Wednesday 14 October 2009

Unemployment no worse for now.

Unemployment was not as bad as feared at 2.47 million {7.9%) and youth unemployment remained below 1 million. Reported in the news as good news by Yvette Cooper, as it shows economic growth, it still means 88,000 extra claimants in the last 3 months.
The forecast was only for 2.5 million so its still pretty bad.

But visiting many ,many shopping centres and high streets I was very surprised to note that maybe 40% of stores and food outlets had vacancy signs on them. A mix of full and part-time jobs.
This sudden retail optimism for Christmas must have helped hold down the unemployment figures and will continue to do so until mid January.

Once the busy trading period is over, the end of the VAT cut admin/ticketing nightmare is out of the way and the incredible rise in business rates that are due to fall in april, as is the increased cost of employment with a rise in N.I. contributions, expect a very high % rise in unemployment figures, even against the seasonal norm.
Only a very good final quarter trading can prevent that, and that means real profits instead of the reports of boom sales against soft trading 2008 figures that will dominate the media at Christmas.

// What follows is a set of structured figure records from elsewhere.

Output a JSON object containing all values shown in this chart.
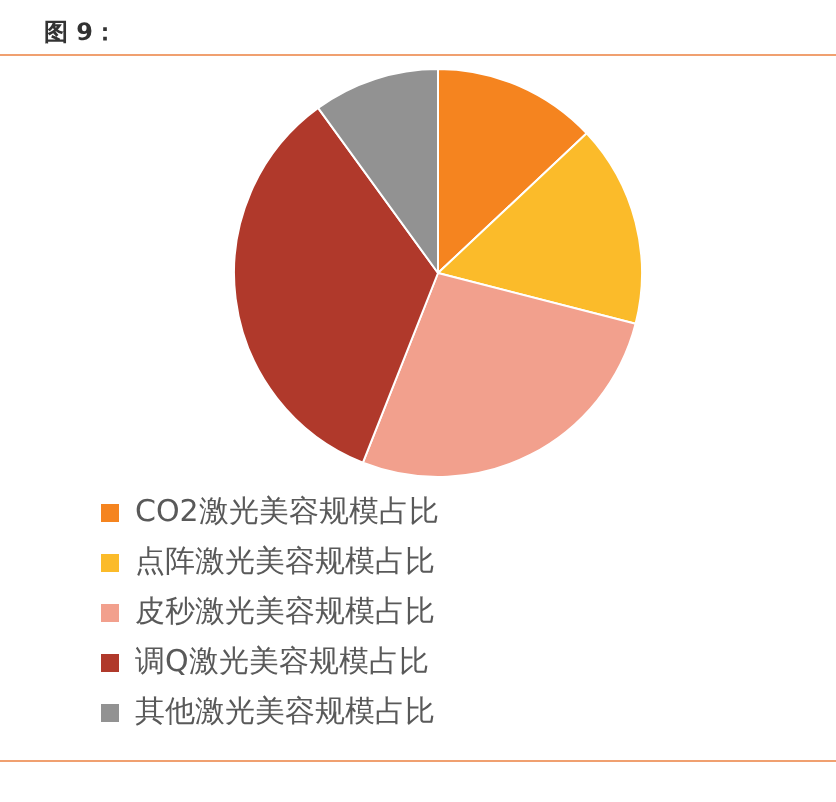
{
  "chart_data": {
    "type": "pie",
    "title": "图 9：",
    "categories": [
      "CO2激光美容规模占比",
      "点阵激光美容规模占比",
      "皮秒激光美容规模占比",
      "调Q激光美容规模占比",
      "其他激光美容规模占比"
    ],
    "values": [
      13,
      16,
      27,
      34,
      10
    ],
    "colors": [
      "#f5841f",
      "#fbbb2a",
      "#f2a08d",
      "#b0392b",
      "#929292"
    ],
    "legend": "bottom"
  }
}
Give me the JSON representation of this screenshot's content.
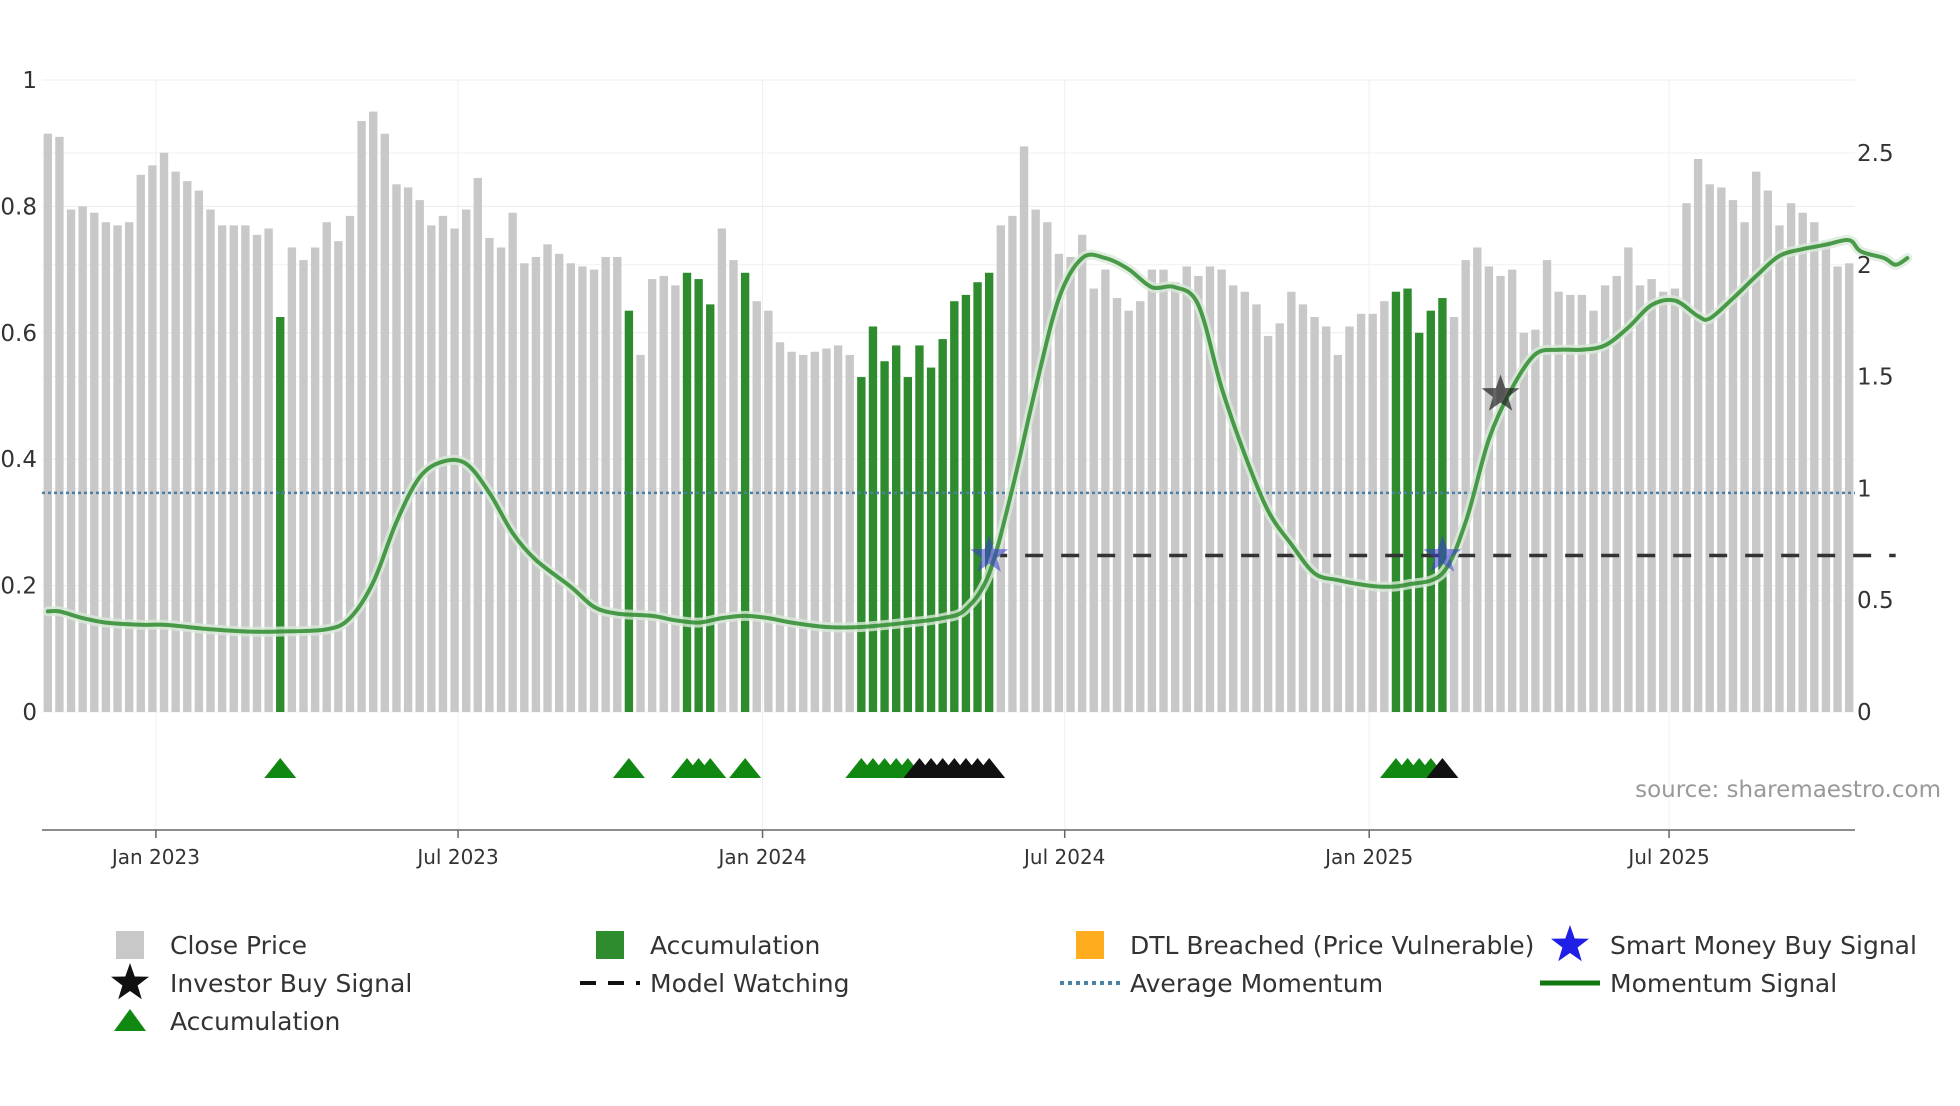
{
  "chart_data": {
    "type": "bar",
    "title": "",
    "source": "source: sharemaestro.com",
    "colors": {
      "close": "#c8c8c8",
      "accumulation": "#2e8b2e",
      "momentum": "#2e8b2e",
      "average": "#4a7fa8",
      "watch": "#333333",
      "smart_star": "#3a3ad6",
      "investor_star": "#222222",
      "triangle_green": "#118811",
      "triangle_black": "#111111",
      "dtl": "#ffad1f"
    },
    "left_axis": {
      "ylim": [
        0,
        1
      ],
      "ticks": [
        "0",
        "0.2",
        "0.4",
        "0.6",
        "0.8",
        "1"
      ],
      "tick_values": [
        0,
        0.2,
        0.4,
        0.6,
        0.8,
        1
      ]
    },
    "right_axis": {
      "ylim": [
        0,
        2.83
      ],
      "ticks": [
        "0",
        "0.5",
        "1",
        "1.5",
        "2",
        "2.5"
      ],
      "tick_values": [
        0,
        0.5,
        1,
        1.5,
        2,
        2.5
      ]
    },
    "x_ticks": [
      {
        "label": "Jan 2023",
        "index": 9.3
      },
      {
        "label": "Jul 2023",
        "index": 35.3
      },
      {
        "label": "Jan 2024",
        "index": 61.5
      },
      {
        "label": "Jul 2024",
        "index": 87.5
      },
      {
        "label": "Jan 2025",
        "index": 113.7
      },
      {
        "label": "Jul 2025",
        "index": 139.5
      }
    ],
    "close_prices": [
      0.915,
      0.91,
      0.795,
      0.8,
      0.79,
      0.775,
      0.77,
      0.775,
      0.85,
      0.865,
      0.885,
      0.855,
      0.84,
      0.825,
      0.795,
      0.77,
      0.77,
      0.77,
      0.755,
      0.765,
      0.625,
      0.735,
      0.715,
      0.735,
      0.775,
      0.745,
      0.785,
      0.935,
      0.95,
      0.915,
      0.835,
      0.83,
      0.81,
      0.77,
      0.785,
      0.765,
      0.795,
      0.845,
      0.75,
      0.735,
      0.79,
      0.71,
      0.72,
      0.74,
      0.725,
      0.71,
      0.705,
      0.7,
      0.72,
      0.72,
      0.635,
      0.565,
      0.685,
      0.69,
      0.675,
      0.695,
      0.685,
      0.645,
      0.765,
      0.715,
      0.695,
      0.65,
      0.635,
      0.585,
      0.57,
      0.565,
      0.57,
      0.575,
      0.58,
      0.565,
      0.53,
      0.61,
      0.555,
      0.58,
      0.53,
      0.58,
      0.545,
      0.59,
      0.65,
      0.66,
      0.68,
      0.695,
      0.77,
      0.785,
      0.895,
      0.795,
      0.775,
      0.725,
      0.72,
      0.755,
      0.67,
      0.7,
      0.655,
      0.635,
      0.65,
      0.7,
      0.7,
      0.68,
      0.705,
      0.69,
      0.705,
      0.7,
      0.675,
      0.665,
      0.645,
      0.595,
      0.615,
      0.665,
      0.645,
      0.625,
      0.61,
      0.565,
      0.61,
      0.63,
      0.63,
      0.65,
      0.665,
      0.67,
      0.6,
      0.635,
      0.655,
      0.625,
      0.715,
      0.735,
      0.705,
      0.69,
      0.7,
      0.6,
      0.605,
      0.715,
      0.665,
      0.66,
      0.66,
      0.635,
      0.675,
      0.69,
      0.735,
      0.675,
      0.685,
      0.665,
      0.67,
      0.805,
      0.875,
      0.835,
      0.83,
      0.81,
      0.775,
      0.855,
      0.825,
      0.77,
      0.805,
      0.79,
      0.775,
      0.745,
      0.705,
      0.71
    ],
    "accumulation_indices": [
      20,
      50,
      55,
      56,
      57,
      60,
      70,
      71,
      72,
      73,
      74,
      75,
      76,
      77,
      78,
      79,
      80,
      81,
      116,
      117,
      118,
      119,
      120
    ],
    "momentum_points": [
      [
        0,
        0.45
      ],
      [
        1,
        0.45
      ],
      [
        3,
        0.42
      ],
      [
        5,
        0.4
      ],
      [
        8,
        0.39
      ],
      [
        10,
        0.39
      ],
      [
        14,
        0.37
      ],
      [
        17,
        0.36
      ],
      [
        20,
        0.36
      ],
      [
        24,
        0.37
      ],
      [
        26,
        0.42
      ],
      [
        28,
        0.58
      ],
      [
        30,
        0.85
      ],
      [
        32,
        1.05
      ],
      [
        34,
        1.12
      ],
      [
        36,
        1.11
      ],
      [
        38,
        0.98
      ],
      [
        40,
        0.8
      ],
      [
        42,
        0.68
      ],
      [
        45,
        0.56
      ],
      [
        47,
        0.47
      ],
      [
        49,
        0.44
      ],
      [
        52,
        0.43
      ],
      [
        54,
        0.41
      ],
      [
        56,
        0.4
      ],
      [
        58,
        0.42
      ],
      [
        60,
        0.43
      ],
      [
        62,
        0.42
      ],
      [
        64,
        0.4
      ],
      [
        67,
        0.38
      ],
      [
        70,
        0.38
      ],
      [
        74,
        0.4
      ],
      [
        77,
        0.42
      ],
      [
        79,
        0.46
      ],
      [
        81,
        0.62
      ],
      [
        83,
        1.0
      ],
      [
        85,
        1.45
      ],
      [
        87,
        1.85
      ],
      [
        89,
        2.03
      ],
      [
        91,
        2.03
      ],
      [
        93,
        1.98
      ],
      [
        95,
        1.9
      ],
      [
        97,
        1.9
      ],
      [
        99,
        1.82
      ],
      [
        101,
        1.45
      ],
      [
        103,
        1.15
      ],
      [
        105,
        0.9
      ],
      [
        107,
        0.75
      ],
      [
        109,
        0.62
      ],
      [
        111,
        0.59
      ],
      [
        113,
        0.57
      ],
      [
        115,
        0.56
      ],
      [
        117,
        0.57
      ],
      [
        120,
        0.62
      ],
      [
        122,
        0.85
      ],
      [
        124,
        1.22
      ],
      [
        126,
        1.45
      ],
      [
        128,
        1.6
      ],
      [
        130,
        1.62
      ],
      [
        132,
        1.62
      ],
      [
        134,
        1.64
      ],
      [
        136,
        1.72
      ],
      [
        138,
        1.82
      ],
      [
        140,
        1.84
      ],
      [
        142,
        1.77
      ],
      [
        143,
        1.76
      ],
      [
        145,
        1.85
      ],
      [
        147,
        1.95
      ],
      [
        149,
        2.04
      ],
      [
        151,
        2.07
      ],
      [
        153,
        2.09
      ],
      [
        155,
        2.11
      ],
      [
        156,
        2.06
      ],
      [
        158,
        2.03
      ],
      [
        159,
        2.0
      ],
      [
        160,
        2.03
      ]
    ],
    "average_momentum": 0.98,
    "model_watching": {
      "start": 81,
      "end": 159,
      "value": 0.7
    },
    "smart_money_buy": [
      {
        "index": 81,
        "value": 0.7
      },
      {
        "index": 120,
        "value": 0.7
      }
    ],
    "investor_buy": [
      {
        "index": 125,
        "value": 1.42
      }
    ],
    "triangles_green": [
      20,
      50,
      55,
      56,
      57,
      60,
      70,
      71,
      72,
      73,
      74,
      116,
      117,
      118,
      119
    ],
    "triangles_black": [
      75,
      76,
      77,
      78,
      79,
      80,
      81,
      120
    ],
    "legend": [
      {
        "label": "Close Price",
        "marker": "square-grey"
      },
      {
        "label": "Accumulation",
        "marker": "square-green"
      },
      {
        "label": "DTL Breached (Price Vulnerable)",
        "marker": "square-orange"
      },
      {
        "label": "Smart Money Buy Signal",
        "marker": "star-blue"
      },
      {
        "label": "Investor Buy Signal",
        "marker": "star-black"
      },
      {
        "label": "Model Watching",
        "marker": "dash-black"
      },
      {
        "label": "Average Momentum",
        "marker": "dot-blue"
      },
      {
        "label": "Momentum Signal",
        "marker": "line-green"
      },
      {
        "label": "Accumulation",
        "marker": "triangle-green"
      }
    ]
  }
}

As Alan Tomlinson of the insolvency practitioners Tomlinsons said the worst was not over.

"Unemployment will continue to rise as long as businesses continue to struggle, and a significant number of businesses, small and medium enterprises in particular, are still fighting to survive," he said.

"Turnover is depressed, cash flow is uncertain and margins are squeezed and so in order to stay afloat companies are having to make economies, the first of which, unfortunately, is to reduce head count."


We shall see.


Elby the Beserk said...


The figures hide this, though

James Higham said...

Bill, all that means is that the growth in it has slowed. It's still growing though.

Philipa said...

Well the pound is down against the Euro and the dollar so that's supposed to be good for exports. Can't see that is going to benefit us much if the balance of export/import is tilted towards import. And it must be. We import cheap clothes and manufacturing largely assembles now doesn't it? How much of manufacturing is created from scratch here? Not much, if anything. Even farming is having a hard time.

I don't see how the Tories plan or getting people back to work will succeed if:

a) there are no jobs as Alan Tomlinson pointed out.

b) EU regulation strangles business and the city.

Armpit2004 said...

Just what is "The Economy"?
I think it is, as are most things, a figment of some poor fevered imagination.
Basically we have wealth creators, and those who life off their backs. What is this economy thing?

Anonymous said...

I think you are right about the retail sector and part time jobs hiding unemployment at the moment. As far as I can see the idea of a 'recovery' is based on a return to cheap and easy credit... isn't that what started all this in the first place? Also - a high percentage of the population is uncreditworthy having never paid the old loans or being unemployed etc.

Bill Quango MP said...

Part time everywhere Elby. That's part of what the looming postal strike is about. Full time work but on part- time contracts.

JH: A long while back we made a joke that mandy would say "Things are really looking up now" and if questioned on this he would say "well things are getting worse a lot less quickly than before."
Little did we think this would become a standard answer.

Philipa: Happy birthday!
The hole in the finances has to be filled. Those of us who remember the Thatcher years will remember what happens. Everyone suffers. Business has to pay more to support those without jobs, that creates less jobs, that means more taxes to support the unemployed that --- etc.

Armpit2004: The economy is the measure of the number of wealth creators and the number of others lying on their backs.
At the moment the measure is heavily weighted towards the latter.

Welcome back!
Digby Jones said today that the recession is over. Many people think this. Not that that means we are going to return to real growth anytime soon. See response to JH above.